Growing Future Gardeners?
Exposure to growing vegetables related to higher intake
Over the past decade or so, elementary school gardening programs have been on the rise and for good reason – they’ve been credited with increasing fruit and vegetable intake among school aged children! Today about one in four public elementary schools has one. The question remains, will these eating habits continue through adolescent and college years and beyond?
This study, published in the Journal of the Academy of Nutrition and Dietetics, took a closer look at how past gardening experience may play a role in the food choices of over 1,100 college freshman from eight different U.S. universities. Participating students were asked a series of questions about their fruit and vegetable intake and gardening activities both currently and during childhood.
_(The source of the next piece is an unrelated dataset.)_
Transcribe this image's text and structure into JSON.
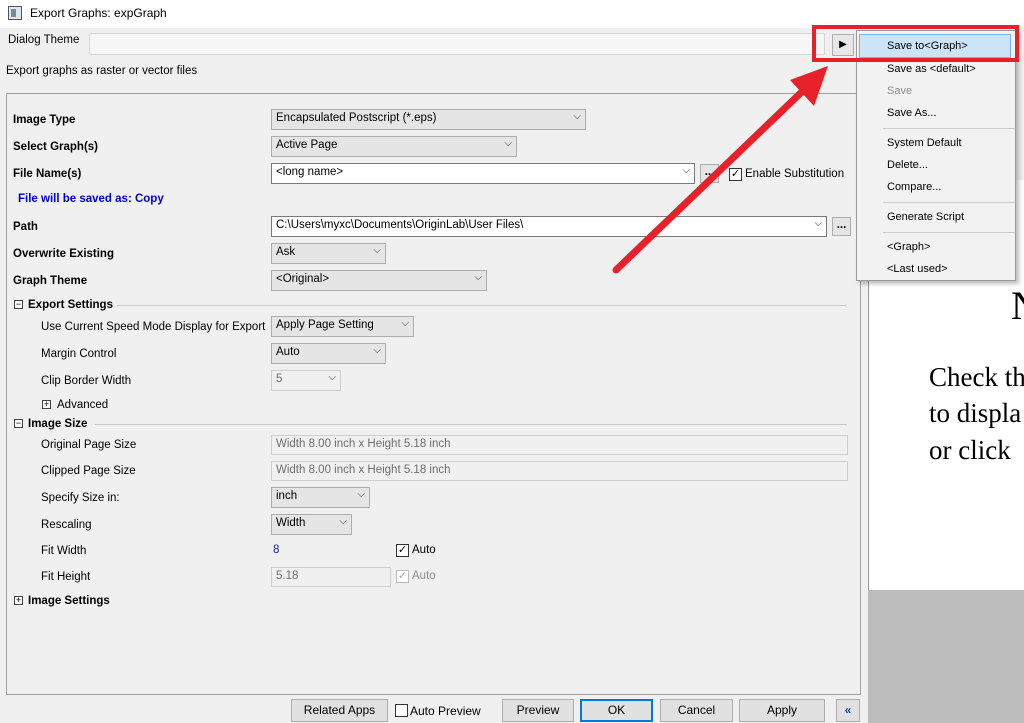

Eleven percent of students reported gardening as a child, 19% reported only gardening within the last year, 20% reported both while the other half of students denied ever having gardened.
Results showed that the students who gardened through both childhood and through 8th grade consumed about 25% more fruits and vegetables compared to students who never gardened. Significantly higher! In the March DNN, we learned that nutrition knowledge has limited effects on food choices in the university population, but the hands-on gardening experience can really make a difference in food choices in this impressionable population.
As Audrey Hepburn said, “To plant a garden is to believe in tomorrow” and with results like these we believe it’ll be a healthier tomorrow too. This year Dole is a proud sponsor of three new school gardens near our research facility in Kannapolis, NC.